Just a quick bit on the Vesa Toskala deal, which is taken apart by Jean Lefebvre here. I’m hard pressed to find any way in which this deal makes any sense from a business perspective.
Curtis McElhinney costs $110,880 for the rest of the season. Vesa Toskala costs $829,800. McElhinney is to be paid $570,000 for next season. If the Flames decided to do the most expensive thing possible with him - bury him in the minors - their total cost would be $680,800. If they bought him out, the total price drops to $490,800, with a cap hit of $190,000 or so in 2010-11 and 2011-12.
So basically, Calgary spent at least $150,000 to install Vesa Toskala rather than McElhinney behind Mikka Kiprusoff. The consensus amongst Flames followers seems to be that Toskala will play two games from here to the end of the season, both as part of back-to-backs.
You can actually reason through this and conclude that the upgrade isn’t worth it. The Flames allow an average of 29 shots per night. If Toskala’s a .900 goaltender (.897 since the lockout, with horrific results in Toronto during the past few seasons), you’d expect him to allow 5.8 goals in those games. If McElhinney is an .885 goalie (below his career average), you’d expect him to allow 6.7 goals in those games. So call it a one goal difference between the two of them - personally, I don’t think that Toskala, as presently constituted, is any better than McElhinney, but I’ll extend Sutter every benefit of the doubt.
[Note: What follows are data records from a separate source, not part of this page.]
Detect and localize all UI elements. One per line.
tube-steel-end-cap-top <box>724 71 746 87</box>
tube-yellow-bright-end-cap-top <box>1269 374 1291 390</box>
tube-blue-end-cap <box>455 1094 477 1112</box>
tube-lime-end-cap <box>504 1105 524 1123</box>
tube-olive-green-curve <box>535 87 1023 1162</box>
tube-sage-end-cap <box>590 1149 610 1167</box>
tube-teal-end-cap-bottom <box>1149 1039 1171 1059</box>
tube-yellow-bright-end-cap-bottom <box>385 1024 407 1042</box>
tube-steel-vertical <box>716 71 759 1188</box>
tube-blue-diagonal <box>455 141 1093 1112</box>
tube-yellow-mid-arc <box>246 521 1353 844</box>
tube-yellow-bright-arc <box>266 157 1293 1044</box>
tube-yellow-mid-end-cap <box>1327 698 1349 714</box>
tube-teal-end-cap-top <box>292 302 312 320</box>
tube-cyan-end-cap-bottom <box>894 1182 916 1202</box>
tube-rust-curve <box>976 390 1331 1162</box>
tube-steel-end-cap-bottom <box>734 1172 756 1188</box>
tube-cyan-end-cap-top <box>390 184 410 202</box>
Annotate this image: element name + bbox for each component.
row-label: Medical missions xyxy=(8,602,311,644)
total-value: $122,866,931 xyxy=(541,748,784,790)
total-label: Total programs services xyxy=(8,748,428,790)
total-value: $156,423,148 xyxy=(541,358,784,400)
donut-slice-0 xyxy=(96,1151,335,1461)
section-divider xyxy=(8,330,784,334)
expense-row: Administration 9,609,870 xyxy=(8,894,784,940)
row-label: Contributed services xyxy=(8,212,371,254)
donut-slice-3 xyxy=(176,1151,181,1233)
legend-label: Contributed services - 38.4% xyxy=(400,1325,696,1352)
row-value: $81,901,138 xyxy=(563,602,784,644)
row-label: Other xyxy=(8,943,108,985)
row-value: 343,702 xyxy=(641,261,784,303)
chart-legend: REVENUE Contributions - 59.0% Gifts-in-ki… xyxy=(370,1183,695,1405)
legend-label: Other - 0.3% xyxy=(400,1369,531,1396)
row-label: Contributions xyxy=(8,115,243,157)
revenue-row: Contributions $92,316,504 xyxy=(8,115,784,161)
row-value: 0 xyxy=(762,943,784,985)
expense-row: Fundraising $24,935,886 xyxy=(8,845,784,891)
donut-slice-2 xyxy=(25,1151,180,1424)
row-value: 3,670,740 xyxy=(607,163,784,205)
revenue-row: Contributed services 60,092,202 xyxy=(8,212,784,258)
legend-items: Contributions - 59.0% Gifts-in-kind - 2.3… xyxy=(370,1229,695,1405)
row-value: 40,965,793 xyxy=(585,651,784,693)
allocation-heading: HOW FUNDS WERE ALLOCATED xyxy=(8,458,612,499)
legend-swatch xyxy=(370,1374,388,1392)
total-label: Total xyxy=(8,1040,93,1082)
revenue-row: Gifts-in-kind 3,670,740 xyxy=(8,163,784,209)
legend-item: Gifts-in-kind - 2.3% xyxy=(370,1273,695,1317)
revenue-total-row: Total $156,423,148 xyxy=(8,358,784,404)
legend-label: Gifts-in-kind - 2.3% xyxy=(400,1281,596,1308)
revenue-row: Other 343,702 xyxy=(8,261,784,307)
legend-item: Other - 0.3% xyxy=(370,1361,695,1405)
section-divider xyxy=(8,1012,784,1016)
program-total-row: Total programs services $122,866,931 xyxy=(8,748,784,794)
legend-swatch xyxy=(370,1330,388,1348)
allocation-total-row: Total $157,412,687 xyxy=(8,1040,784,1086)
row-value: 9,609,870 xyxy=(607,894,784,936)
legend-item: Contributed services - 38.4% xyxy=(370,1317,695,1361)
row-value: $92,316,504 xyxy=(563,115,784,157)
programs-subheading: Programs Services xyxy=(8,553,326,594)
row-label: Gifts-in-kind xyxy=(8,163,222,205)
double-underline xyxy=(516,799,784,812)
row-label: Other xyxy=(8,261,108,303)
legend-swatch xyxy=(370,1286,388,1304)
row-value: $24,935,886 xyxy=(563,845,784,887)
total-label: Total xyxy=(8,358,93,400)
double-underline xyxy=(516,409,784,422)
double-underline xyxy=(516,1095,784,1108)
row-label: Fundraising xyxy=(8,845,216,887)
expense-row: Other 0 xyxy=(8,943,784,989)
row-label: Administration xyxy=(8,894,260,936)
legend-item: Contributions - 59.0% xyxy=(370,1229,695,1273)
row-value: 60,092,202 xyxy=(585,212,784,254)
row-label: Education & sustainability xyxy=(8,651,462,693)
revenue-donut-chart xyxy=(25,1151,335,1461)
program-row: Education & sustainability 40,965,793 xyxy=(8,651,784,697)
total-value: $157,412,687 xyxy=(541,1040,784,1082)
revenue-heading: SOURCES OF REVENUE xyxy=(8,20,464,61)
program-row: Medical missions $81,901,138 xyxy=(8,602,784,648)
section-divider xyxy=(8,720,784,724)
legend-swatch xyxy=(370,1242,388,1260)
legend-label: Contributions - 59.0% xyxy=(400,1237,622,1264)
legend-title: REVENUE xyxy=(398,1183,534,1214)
One goal is a third of an expected point. The difference between these players is so vanishingly small that I can’t imagine how it possibly makes $150,000 worth of sense to make this move. I don’t know if Darryl Sutter ever has to account for himself to the Flames’ owners but I’d be interested to hear his explanation for the move. It’s simply bizarreand not even the worst move he made yesterday.